Sabo.CO.ID – JAKARTA.Pemerintahan Prabowo menghadapi tantangan besar dalam mencapai target pertumbuhan ekonomi, khususnya karena postur anggaran dianggap masih kurang untuk mendorong penciptaan lapangan kerja dan meningkatkan daya beli masyarakat.
Teuku Riefky, Ekonom Makroekonomi dan Pasar Keuangan LPEM FEB UI, menegaskan bahwa postur anggaran pemerintahan yang baru masih tergolong wajar.
“Jadi terkait postur anggaran, saya rasa semuanya cukup reasonable ya, kecuali di target pertumbuhan ekonomi. Postur anggaran, kita melihat kan defisitnya target di sekitar 2,4%,” ujar Riefky kepada Sabo.co.id, Minggu (17/8/2025).
Ia menjelaskan bahwa keterbatasan dalam penerimaan pajak membuat ruang belanja pemerintah juga terbatas.
“Artinya nanti dari sisi belanja tentu akan ada efisiensi atau tidak akan terlalu ekspansif di tahun depan, karena kita melihat penerimaan perpajakan juga masih belum akan tumbuh signifikan. Sehingga belanjanya memang yang perlu ditekan,” kata Riefky.
Menurut Riefky, berbagai target ekonomi masih masuk akal, tapi asumsi pertumbuhan 5,2% itu sulit untuk dicapai.
“Kalau target-target ekonomi, semuanya saya rasa masih masuk akal, kecuali di pertumbuhan ekonomi di 5,2%,” ucap Riefky.
Ia menekankan bahwa mencapai pertumbuhan lebih dari 5% di tahun depan sangat tidak realistis.

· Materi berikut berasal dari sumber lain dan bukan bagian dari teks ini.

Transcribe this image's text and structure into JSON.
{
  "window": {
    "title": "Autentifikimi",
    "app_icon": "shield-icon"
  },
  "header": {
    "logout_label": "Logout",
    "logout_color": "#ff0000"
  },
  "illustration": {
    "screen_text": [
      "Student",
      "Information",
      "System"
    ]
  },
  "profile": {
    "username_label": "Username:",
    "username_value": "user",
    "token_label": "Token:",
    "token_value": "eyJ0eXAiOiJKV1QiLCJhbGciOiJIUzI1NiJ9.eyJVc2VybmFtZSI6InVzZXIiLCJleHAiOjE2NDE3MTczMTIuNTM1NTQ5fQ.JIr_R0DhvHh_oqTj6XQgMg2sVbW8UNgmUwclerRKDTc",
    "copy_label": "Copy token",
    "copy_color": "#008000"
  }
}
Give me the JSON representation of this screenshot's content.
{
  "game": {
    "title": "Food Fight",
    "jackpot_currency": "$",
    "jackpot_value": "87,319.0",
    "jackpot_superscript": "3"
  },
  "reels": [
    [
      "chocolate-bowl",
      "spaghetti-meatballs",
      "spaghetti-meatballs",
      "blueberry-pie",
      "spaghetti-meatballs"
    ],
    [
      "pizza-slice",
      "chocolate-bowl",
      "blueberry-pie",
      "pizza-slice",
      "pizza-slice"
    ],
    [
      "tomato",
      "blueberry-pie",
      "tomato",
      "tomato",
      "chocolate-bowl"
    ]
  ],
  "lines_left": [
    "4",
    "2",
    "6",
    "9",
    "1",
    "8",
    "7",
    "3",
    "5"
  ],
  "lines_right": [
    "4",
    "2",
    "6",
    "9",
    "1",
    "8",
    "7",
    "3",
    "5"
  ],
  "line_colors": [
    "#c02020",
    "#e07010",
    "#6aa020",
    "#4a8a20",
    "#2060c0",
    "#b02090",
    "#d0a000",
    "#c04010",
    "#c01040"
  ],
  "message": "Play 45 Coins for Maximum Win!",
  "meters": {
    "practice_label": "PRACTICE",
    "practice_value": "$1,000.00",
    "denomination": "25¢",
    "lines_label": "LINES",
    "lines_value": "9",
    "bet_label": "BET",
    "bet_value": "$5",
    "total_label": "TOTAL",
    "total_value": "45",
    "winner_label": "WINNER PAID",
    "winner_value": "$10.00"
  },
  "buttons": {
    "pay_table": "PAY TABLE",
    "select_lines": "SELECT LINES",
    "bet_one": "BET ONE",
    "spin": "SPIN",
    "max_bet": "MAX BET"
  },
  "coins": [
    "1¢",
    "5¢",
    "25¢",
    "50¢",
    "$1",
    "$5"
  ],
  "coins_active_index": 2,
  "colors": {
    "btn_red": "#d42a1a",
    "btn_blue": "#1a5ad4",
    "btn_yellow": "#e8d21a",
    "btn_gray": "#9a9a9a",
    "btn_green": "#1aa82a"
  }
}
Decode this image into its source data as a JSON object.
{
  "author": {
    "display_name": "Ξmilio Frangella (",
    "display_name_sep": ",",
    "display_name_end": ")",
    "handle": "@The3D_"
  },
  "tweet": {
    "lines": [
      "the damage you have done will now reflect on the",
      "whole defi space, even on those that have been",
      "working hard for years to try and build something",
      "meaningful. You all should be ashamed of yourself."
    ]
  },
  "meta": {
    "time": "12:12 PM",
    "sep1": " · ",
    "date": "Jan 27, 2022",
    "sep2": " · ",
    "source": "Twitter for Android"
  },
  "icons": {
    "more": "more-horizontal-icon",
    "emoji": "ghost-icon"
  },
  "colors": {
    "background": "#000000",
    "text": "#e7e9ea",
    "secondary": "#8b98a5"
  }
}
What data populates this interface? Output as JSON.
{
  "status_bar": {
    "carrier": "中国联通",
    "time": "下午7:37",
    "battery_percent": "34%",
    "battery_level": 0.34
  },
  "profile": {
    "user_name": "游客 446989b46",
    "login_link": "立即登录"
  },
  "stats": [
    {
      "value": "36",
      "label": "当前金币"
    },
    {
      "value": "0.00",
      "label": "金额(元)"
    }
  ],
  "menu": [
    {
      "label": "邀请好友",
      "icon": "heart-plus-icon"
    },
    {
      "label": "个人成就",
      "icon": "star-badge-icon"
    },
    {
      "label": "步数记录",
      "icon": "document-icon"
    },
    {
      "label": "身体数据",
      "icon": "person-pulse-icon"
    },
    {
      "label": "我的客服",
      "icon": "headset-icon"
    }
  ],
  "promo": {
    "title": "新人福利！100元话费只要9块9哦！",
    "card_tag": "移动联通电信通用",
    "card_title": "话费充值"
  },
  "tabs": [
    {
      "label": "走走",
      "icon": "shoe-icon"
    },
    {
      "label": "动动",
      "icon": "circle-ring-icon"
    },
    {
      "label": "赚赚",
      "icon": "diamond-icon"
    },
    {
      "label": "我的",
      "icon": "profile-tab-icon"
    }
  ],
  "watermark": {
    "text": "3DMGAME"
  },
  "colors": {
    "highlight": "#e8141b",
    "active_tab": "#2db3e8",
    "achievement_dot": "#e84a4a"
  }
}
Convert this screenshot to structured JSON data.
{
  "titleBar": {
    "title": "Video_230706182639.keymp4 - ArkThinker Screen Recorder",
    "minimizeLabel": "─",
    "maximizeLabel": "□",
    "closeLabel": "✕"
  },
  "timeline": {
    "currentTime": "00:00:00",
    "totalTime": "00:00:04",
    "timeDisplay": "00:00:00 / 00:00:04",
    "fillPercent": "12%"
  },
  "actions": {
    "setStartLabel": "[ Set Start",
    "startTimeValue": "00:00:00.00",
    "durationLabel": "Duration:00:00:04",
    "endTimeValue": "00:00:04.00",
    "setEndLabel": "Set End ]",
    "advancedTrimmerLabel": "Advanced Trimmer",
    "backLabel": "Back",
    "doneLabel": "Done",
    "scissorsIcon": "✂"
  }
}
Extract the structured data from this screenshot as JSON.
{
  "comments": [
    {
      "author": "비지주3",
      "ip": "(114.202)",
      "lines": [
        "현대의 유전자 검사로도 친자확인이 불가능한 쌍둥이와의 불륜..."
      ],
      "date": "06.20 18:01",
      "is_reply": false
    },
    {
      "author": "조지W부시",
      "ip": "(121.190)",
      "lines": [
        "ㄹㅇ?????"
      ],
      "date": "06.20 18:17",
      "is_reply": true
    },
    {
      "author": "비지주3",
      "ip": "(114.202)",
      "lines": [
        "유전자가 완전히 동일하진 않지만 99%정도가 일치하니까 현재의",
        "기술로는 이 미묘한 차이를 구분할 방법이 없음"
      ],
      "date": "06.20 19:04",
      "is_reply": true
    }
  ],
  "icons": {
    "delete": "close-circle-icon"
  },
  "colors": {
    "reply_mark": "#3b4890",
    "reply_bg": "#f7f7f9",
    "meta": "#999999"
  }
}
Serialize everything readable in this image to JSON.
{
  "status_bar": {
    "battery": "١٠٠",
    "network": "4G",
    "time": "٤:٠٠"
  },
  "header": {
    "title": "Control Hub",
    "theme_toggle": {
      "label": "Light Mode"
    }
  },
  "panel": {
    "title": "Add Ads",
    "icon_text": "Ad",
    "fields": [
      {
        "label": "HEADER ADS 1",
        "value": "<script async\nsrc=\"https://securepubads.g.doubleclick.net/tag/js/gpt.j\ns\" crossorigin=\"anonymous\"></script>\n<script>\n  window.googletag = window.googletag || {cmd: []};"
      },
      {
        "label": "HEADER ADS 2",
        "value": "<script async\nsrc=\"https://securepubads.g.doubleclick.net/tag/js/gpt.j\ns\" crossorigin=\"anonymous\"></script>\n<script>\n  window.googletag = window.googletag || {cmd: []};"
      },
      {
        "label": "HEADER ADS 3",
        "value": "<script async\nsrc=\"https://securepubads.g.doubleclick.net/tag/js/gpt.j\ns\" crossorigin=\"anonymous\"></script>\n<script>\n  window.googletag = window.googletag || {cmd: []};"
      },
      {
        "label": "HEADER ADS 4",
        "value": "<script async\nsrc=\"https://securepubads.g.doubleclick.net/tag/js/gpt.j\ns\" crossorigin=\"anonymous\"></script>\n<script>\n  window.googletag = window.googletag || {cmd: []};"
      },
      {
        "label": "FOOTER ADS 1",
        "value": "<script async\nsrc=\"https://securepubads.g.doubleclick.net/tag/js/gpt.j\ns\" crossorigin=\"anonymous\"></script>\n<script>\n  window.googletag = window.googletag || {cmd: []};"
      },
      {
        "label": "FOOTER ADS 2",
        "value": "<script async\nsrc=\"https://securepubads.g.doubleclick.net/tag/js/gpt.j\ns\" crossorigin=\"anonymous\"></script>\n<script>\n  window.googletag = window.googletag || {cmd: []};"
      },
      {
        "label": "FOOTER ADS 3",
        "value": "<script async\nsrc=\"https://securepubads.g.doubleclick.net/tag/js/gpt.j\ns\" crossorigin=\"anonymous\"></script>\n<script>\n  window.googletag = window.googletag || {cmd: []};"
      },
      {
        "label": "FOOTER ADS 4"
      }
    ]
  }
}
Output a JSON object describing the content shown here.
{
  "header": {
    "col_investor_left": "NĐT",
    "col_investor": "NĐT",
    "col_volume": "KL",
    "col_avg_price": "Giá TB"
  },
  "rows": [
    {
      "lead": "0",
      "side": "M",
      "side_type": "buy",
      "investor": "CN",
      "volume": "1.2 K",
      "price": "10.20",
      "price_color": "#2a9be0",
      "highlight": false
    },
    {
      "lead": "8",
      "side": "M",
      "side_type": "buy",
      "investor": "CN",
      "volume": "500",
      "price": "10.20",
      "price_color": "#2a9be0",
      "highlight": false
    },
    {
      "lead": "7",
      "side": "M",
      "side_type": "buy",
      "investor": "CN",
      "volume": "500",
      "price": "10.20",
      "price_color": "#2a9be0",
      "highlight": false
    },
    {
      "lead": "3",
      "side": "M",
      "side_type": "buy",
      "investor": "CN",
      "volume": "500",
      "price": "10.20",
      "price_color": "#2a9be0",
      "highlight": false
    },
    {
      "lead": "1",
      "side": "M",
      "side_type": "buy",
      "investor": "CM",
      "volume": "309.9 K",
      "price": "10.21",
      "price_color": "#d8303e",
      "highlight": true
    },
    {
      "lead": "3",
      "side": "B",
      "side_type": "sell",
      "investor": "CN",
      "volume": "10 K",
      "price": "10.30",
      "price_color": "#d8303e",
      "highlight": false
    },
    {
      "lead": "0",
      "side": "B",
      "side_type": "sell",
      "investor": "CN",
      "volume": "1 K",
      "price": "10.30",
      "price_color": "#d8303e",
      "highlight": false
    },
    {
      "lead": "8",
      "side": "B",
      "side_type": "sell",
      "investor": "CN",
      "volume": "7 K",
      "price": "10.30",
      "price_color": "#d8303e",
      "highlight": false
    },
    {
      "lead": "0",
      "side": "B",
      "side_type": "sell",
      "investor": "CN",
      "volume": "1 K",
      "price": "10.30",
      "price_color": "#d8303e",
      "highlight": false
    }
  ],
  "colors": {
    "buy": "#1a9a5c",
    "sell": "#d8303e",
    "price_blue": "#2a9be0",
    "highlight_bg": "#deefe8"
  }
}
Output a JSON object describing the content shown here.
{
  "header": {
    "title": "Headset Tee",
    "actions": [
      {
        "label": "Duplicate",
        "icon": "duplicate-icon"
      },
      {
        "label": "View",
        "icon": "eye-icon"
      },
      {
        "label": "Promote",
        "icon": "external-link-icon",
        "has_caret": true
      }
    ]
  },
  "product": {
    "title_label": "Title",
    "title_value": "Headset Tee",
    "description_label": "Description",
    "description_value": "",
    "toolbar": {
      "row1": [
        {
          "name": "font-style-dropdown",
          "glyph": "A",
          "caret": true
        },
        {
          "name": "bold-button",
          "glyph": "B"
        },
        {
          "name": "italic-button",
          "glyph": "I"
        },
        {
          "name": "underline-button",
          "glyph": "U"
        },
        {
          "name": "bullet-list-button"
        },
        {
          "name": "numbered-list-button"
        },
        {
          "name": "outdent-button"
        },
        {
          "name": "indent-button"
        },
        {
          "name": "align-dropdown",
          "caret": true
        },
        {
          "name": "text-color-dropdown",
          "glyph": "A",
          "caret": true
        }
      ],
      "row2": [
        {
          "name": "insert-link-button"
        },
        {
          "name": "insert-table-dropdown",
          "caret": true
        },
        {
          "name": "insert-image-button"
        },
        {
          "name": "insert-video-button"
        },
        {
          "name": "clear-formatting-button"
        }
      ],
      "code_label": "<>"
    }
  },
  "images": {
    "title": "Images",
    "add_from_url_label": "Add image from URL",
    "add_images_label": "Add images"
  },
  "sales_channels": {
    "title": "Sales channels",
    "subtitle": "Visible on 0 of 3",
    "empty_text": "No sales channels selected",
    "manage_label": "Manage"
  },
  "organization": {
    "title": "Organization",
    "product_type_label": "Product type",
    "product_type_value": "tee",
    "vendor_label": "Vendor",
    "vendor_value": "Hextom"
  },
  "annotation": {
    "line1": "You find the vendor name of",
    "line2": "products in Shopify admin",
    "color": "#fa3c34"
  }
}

“Ini kan sekarang kita melihat pertumbuhan 5,12% pun masih banyak anomalinya dari data, dan kemarin kita lihat di Q1 saja 4,87%, jadi kita tidak melihat tumbuh di atas 5% tahun depan itu cukup realistis,” jelas Riefky.
Riefky juha menjelaskan bahwa tantangan utama ekonomi Indonesia tidak terletak pada anggaran, tapi pada iklim bisnis dan investasi.
“Apakah postur anggaran bisa mendukung ekonomi? Bisa, tapi memang masalah utamanya bukan di anggaran, tapi di iklim bisnis dan investasi yang kemudian menyebabkan penciptaan lapangan kerja tidak terjadi, sehingga daya beli ini masih lemah,” kata Riefky.
Ia mengatakan bahwa lemahnya penegakan hukum, praktik rente, dan kualitas SDM yang kalah saing masih menjadi penghalang utama.
“Kenapa iklim investasi tidak bersahabat, penegakan hukum yang lemah, perburuan rente, aktivitas premanisme, lalu kemudian juga sumber daya manusia yang masih kalah saing dengan negara-negara peers, ini membuat kemudian kita belum mampu menarik investasi,” ucap Riefky.
Riefky juga menekankan bahwa postur anggaran hanya bisa berkontribusi pada investasi jangka panjang, khususnya untuk peningkatan kualitas SDM.
“Apakah postur anggaran bisa membantu ini? Saya rasa hanya bisa membantu di peningkatan kualitas SDM, tapi ini kan tidak terjadi dalam setahun ke depan. Ini kan investasi jangka panjang, jadi hal-hal terkait penegakan hukum, deregulasi ini sebetulnya yang lebih penting dibandingkan postur anggaran dalam mendukung pertumbuhan ekonomi saat ini,” tegas Riefky.
Ia memproyeksikan bahwa ekonomi Indonesia tahun ini maupun tahun depan tidak mampu menembus angka 5%.
“Proyeksi ekonomi kita menduga sih tahun ini dan tahun depan masih akan sulit untuk tumbuh overall mencapai 5%,” kata Riefky.
Menurutnya, peluang ekonomi yang ada bagi pemerintahan baru tidak terlalu banyak.
“Nah, terkait dengan peluang dan kesempatan, ini sebetulnya kita melihatnya tidak terlalu banyak. Kita melihat memang bahkan tanpa adanya tarif Trump pun kita sulit untuk bisa tumbuh di 5%,” jelas Riefky.
Riefky menegaskan bahwa transformasi struktural diperlukan agar Indonesia bisa tumbuh lebih tinggi di masa depan.
“Jadi memang transformasi struktural ini sangat penting dilakukan sehingga kita bisa tumbuh lebih tinggi lagi,” tambah Riefky.